As atividades lúdicas, dinâmicas, a confecção de painéis, cartazes, poesias, músicas, sempre partindo da própria realidade vivenciada pelas trabalhadoras e trabalhadores rurais da região, a construção de textos como ponto de partida neste processo de alfabetização, a discussão sobre a situação sócio-econômica, ambiental e cultural do próprio agricultor, tudo isso foi, sem dúvida, uma interessante descoberta para estas pessoas, acostumadas com as cartilhas e com os livros prontos, importados de realidades e partindo de exemplos totalmente estranhos ao modo de vida amazônico.
As aulas nos assentamentos estavam marcadas para começar no dia 06 de janeiro de 2003, porém em Pacajá, como em outros municípios, verificaram-se muitos problemas, principalmente infra-estruturais (estradas, salas de aula, equipamentos, etc.), o que dificultou o início de algumas turmas. O Quadro de Funcionamento das Turmas do mês de fevereiro indicou que das 16 turmas que deveriam estar funcionando, apenas 09 (56,25%) estavam efetivamente em atividade, 07 (43,75%) ainda não haviam começado em decorrência dos problemas anteriormente citados. O Quadro de Funcionamento das Turmas do mês de março já apresentava uma situação melhor, pois das 16 turmas existentes 15 já estavam funcionando (93,75%) e apenas 01 (06,25%) ainda não havia conseguido iniciar suas atividades, situação esta que foi totalmente resolvida no mês de abril.

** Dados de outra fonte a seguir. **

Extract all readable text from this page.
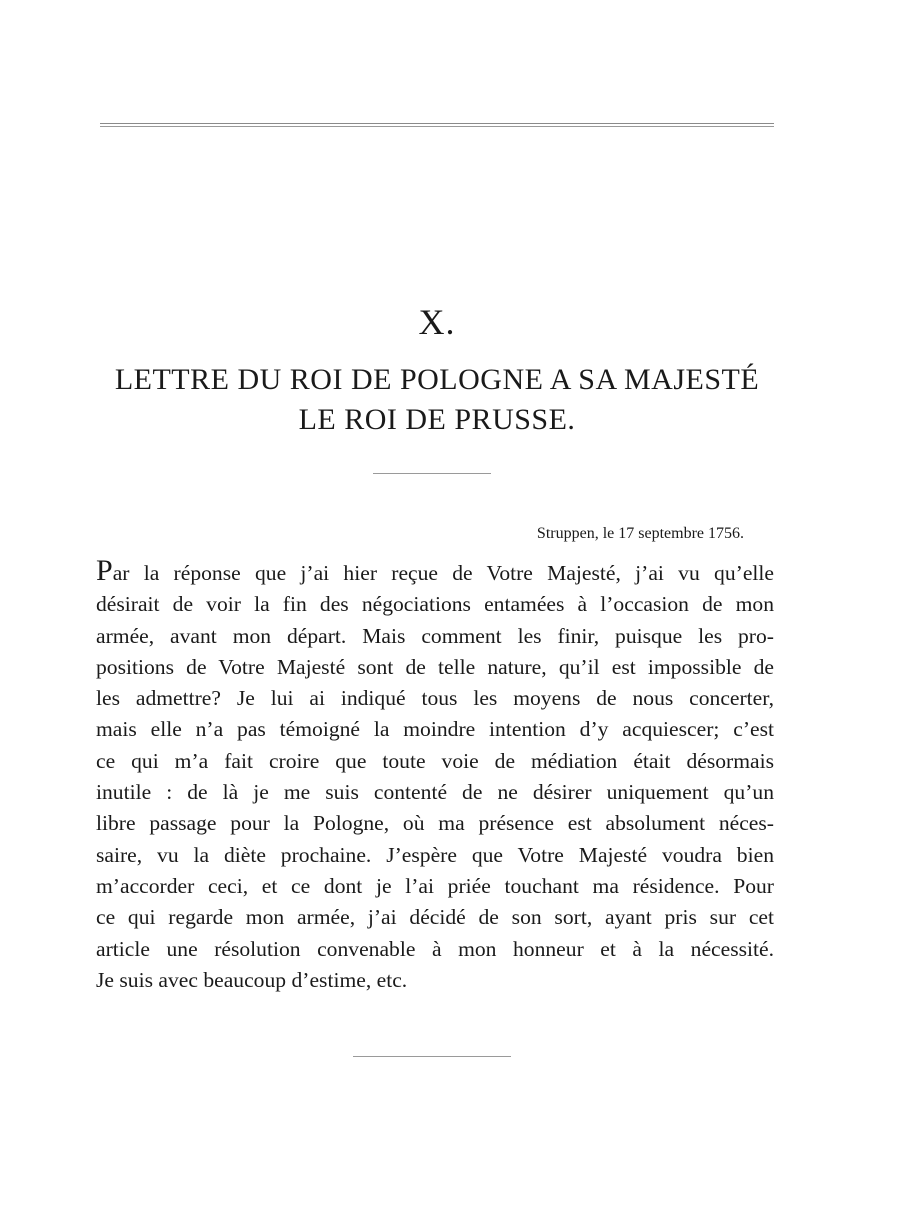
X.
LETTRE DU ROI DE POLOGNE A SA MAJESTÉ
LE ROI DE PRUSSE.
Struppen, le 17 septembre 1756.
Par la réponse que j’ai hier reçue de Votre Majesté, j’ai vu qu’elle
désirait de voir la fin des négociations entamées à l’occasion de mon
armée, avant mon départ. Mais comment les finir, puisque les pro-
positions de Votre Majesté sont de telle nature, qu’il est impossible de
les admettre? Je lui ai indiqué tous les moyens de nous concerter,
mais elle n’a pas témoigné la moindre intention d’y acquiescer; c’est
ce qui m’a fait croire que toute voie de médiation était désormais
inutile : de là je me suis contenté de ne désirer uniquement qu’un
libre passage pour la Pologne, où ma présence est absolument néces-
saire, vu la diète prochaine. J’espère que Votre Majesté voudra bien
m’accorder ceci, et ce dont je l’ai priée touchant ma résidence. Pour
ce qui regarde mon armée, j’ai décidé de son sort, ayant pris sur cet
article une résolution convenable à mon honneur et à la nécessité.
Je suis avec beaucoup d’estime, etc.
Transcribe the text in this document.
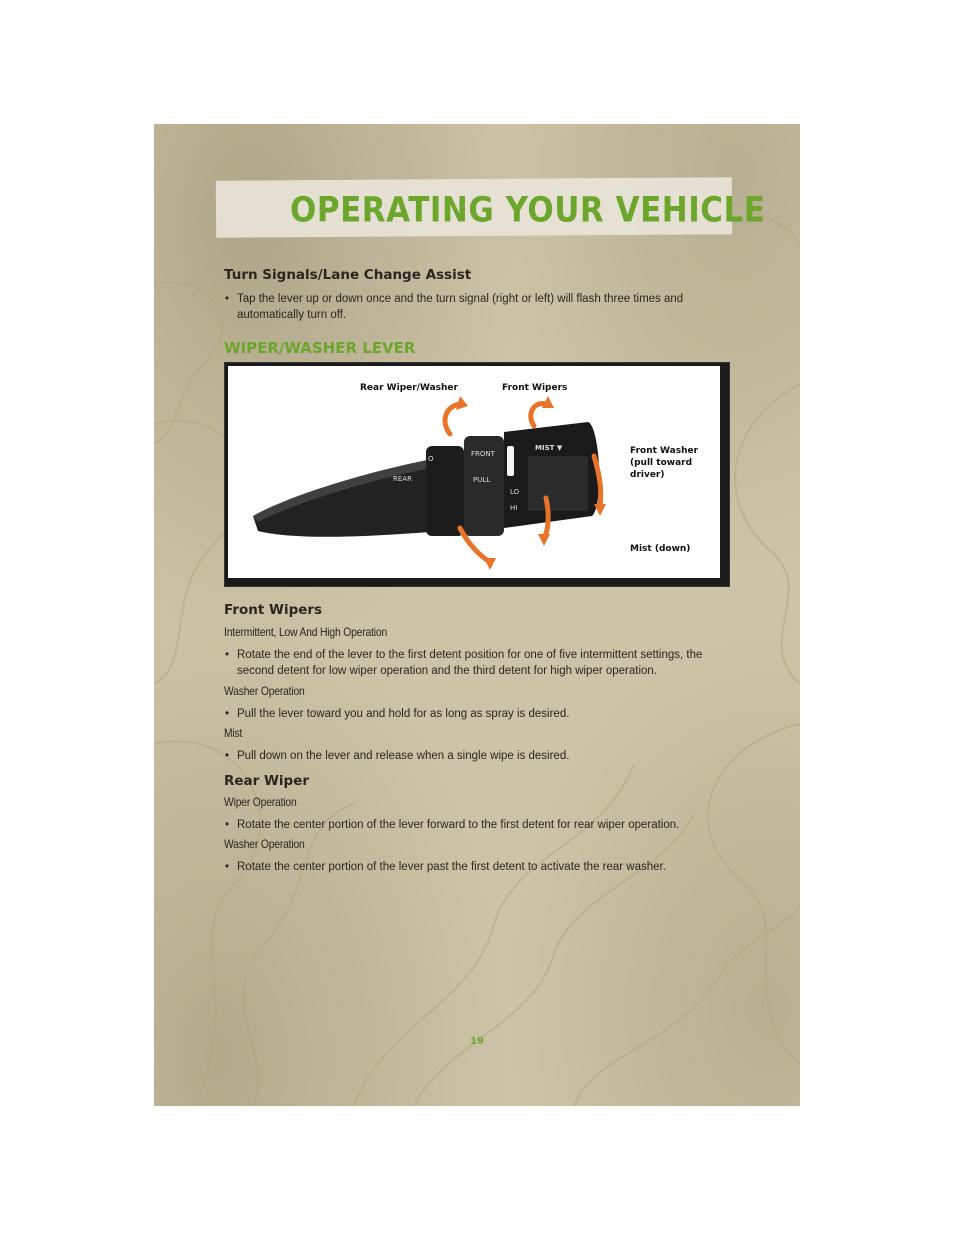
OPERATING YOUR VEHICLE
Turn Signals/Lane Change Assist

• Tap the lever up or down once and the turn signal (right or left) will flash three times and automatically turn off.

WIPER/WASHER LEVER
REAR
FRONT
PULL
MIST ▼
LO
HI
O
Rear Wiper/Washer	Front Wipers
Front Washer (pull toward driver)
Mist (down)
Front Wipers
Intermittent, Low And High Operation

• Rotate the end of the lever to the first detent position for one of five intermittent settings, the second detent for low wiper operation and the third detent for high wiper operation.

Washer Operation

• Pull the lever toward you and hold for as long as spray is desired.

Mist

• Pull down on the lever and release when a single wipe is desired.

Rear Wiper
Wiper Operation

• Rotate the center portion of the lever forward to the first detent for rear wiper operation.

Washer Operation

• Rotate the center portion of the lever past the first detent to activate the rear washer.

19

O segundo processo de formação ocorreu entre os meses de março e abril e o terceiro entre julho e agosto de 2003, quando os alfabetizadores(as) já estavam bem mais adaptados a concepção trabalhada, até porque já a tinham aplicado durante todo o primeiro semestre do ano de 2003, nas turmas. Conjuntamente a estes períodos de formação estava ocorrendo o processo de escolarização dos alfabetizadores(as) que ainda não possuíam o ensino fundamental completo, o que foi mais um elemento que contribuiu com o desempenho destes educadores(as), principalmente dos que compreenderam mais rapidamente a proposta política e pedagógica do projeto.
Nos períodos de formação foi possível obter muitas informações a respeito das limitações e avanços verificados pelos alfabetizadores(as) de Pacajá, no processo de alfabetização.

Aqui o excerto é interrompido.